One of the most frequently expressed prejudices about religious broadcasting is that it involves broadcasting religion. In other words, it is about evangelising, proselytising, propaganda or privileged special pleading for fantasists and escapists. If it was, I would not want any part in it. There is no place in public service broadcasting in particular for such activities.
Yet, broadcasting (as opposed to narrowcasting) always involves assumptions on the part of writers and producers about how the world is and why it is the way it is. There is no neutral space that can be occupied by the non-religious holder of the middle ground; everyone holds a world view through which events are seen, interpreted and mediated, and religious world views are as valid as any others.
This is a drum that needs to be banged regularly. Because good religious broadcasting offers a particular lens through which the world and its people can be seen. It does not demand uncritical assent, but invites critical reflection on how the world is and how people behave.

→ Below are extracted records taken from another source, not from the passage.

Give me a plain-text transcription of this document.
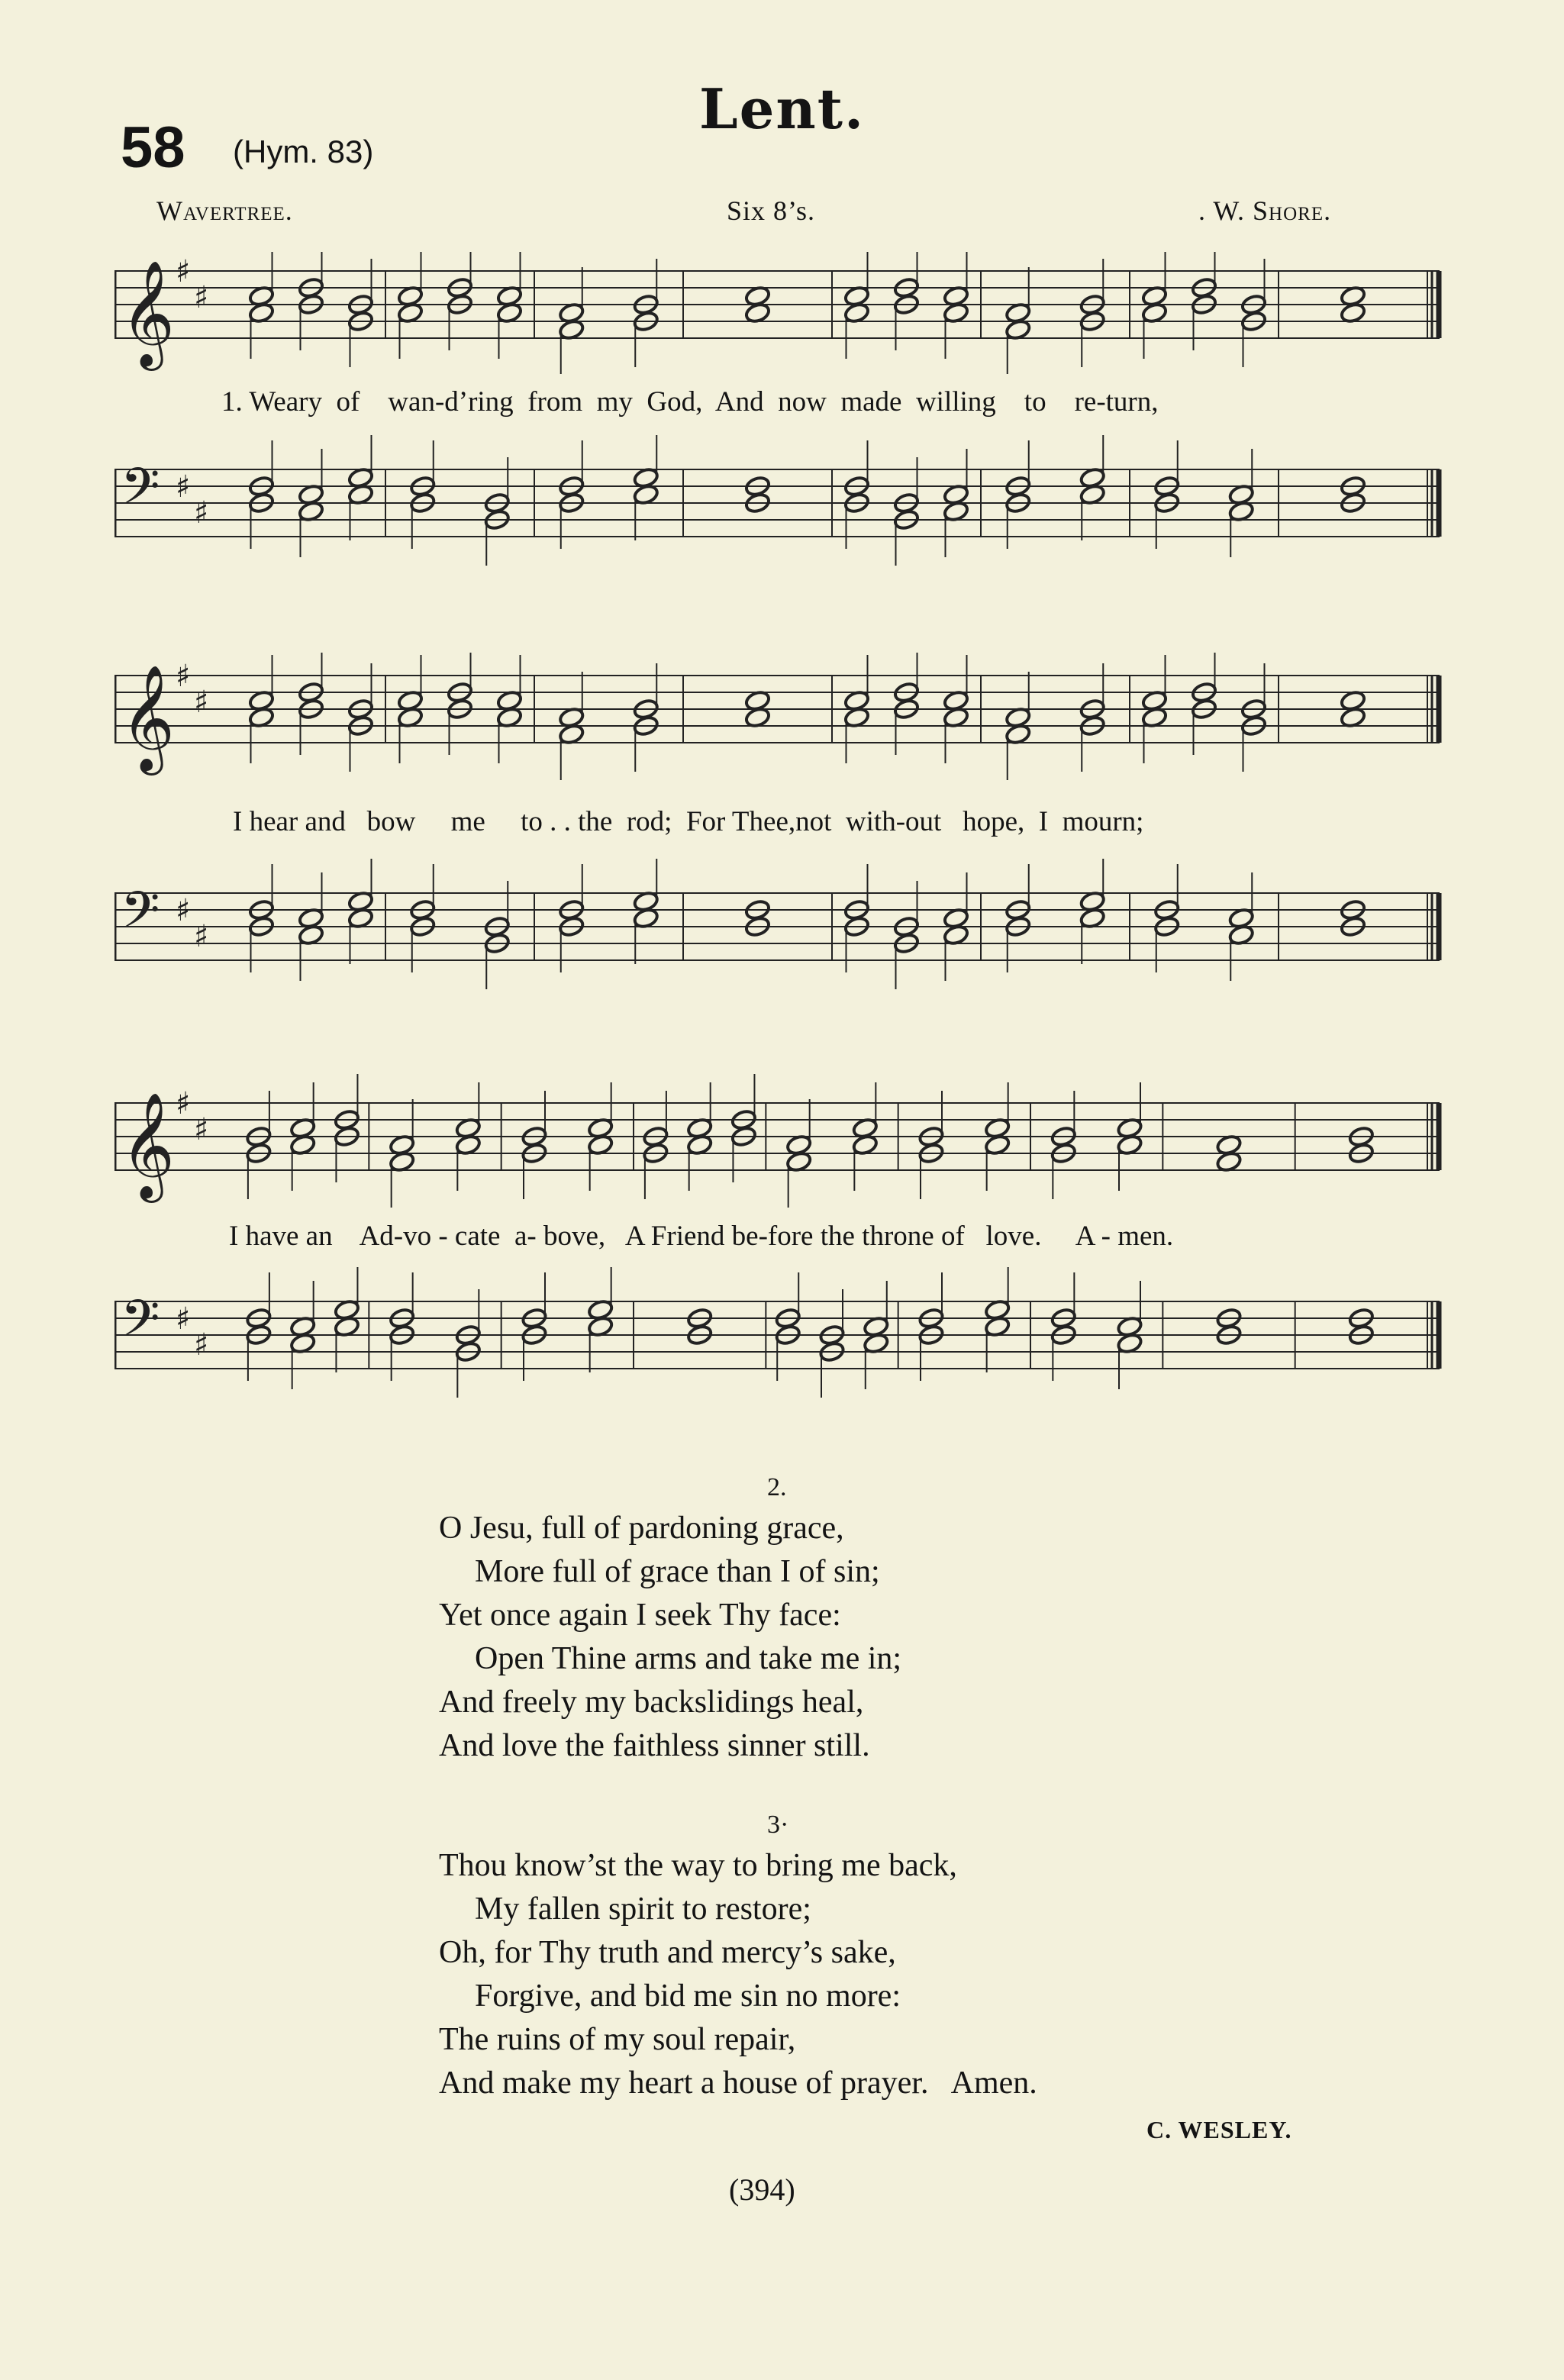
Lent.
58 (Hym. 83)
Wavertree.	Six 8’s.	. W. Shore.
𝄞 ♯
♯
1. Weary of wan-d’ring from my God, And now made willing to re-turn,
𝄢 ♯
♯
𝄞 ♯
♯
I hear and bow me to . . the rod; For Thee,not with-out hope, I mourn;
𝄢 ♯
♯
𝄞 ♯
♯
I have an Ad-vo - cate a- bove, A Friend be-fore the throne of love. A - men.
𝄢 ♯
♯
2.
O Jesu, full of pardoning grace,
More full of grace than I of sin;
Yet once again I seek Thy face:
Open Thine arms and take me in;
And freely my backslidings heal,
And love the faithless sinner still.
3·
Thou know’st the way to bring me back,
My fallen spirit to restore;
Oh, for Thy truth and mercy’s sake,
Forgive, and bid me sin no more:
The ruins of my soul repair,
And make my heart a house of prayer. Amen.
C. WESLEY.
(394)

Religion necessarily involves real people who live in real communities which espouse real values and behaviours. It is impossible to understand the world we see on our news screens if we don’t understand religion – not just religious phenomena, but the motivation that religion fires for public behaviour. In other words, 9/11 is incomprehensible without an understanding of Islam, its factions and histories, its personalities and politics. Contemporary German politics and economics are incomprehensible without a proper appreciation of the Christian history of Germany through the Reformation, Bismark, Weimar, Hitler, division and reunification.
Good religious broadcasting tells intriguing human stories, but digs deep into motivation and spiritual as well as moral values. And just as good economics broadcasting demands interpreters who know their subject, so religious broadcasting requires presenters and interpreters who empathise with their subjects, and don’t pretend to some neutral scepticism that implies that cynicism is clever.
The Sandford St Martin Trust exists to promote excellence in religious broadcasting: excellence in explaining and portraying religion (as dogma and practice), excellence in interpreting the world in the light of religion, and excellence in handling religious themes with the same intelligence and integrity as must apply elsewhere.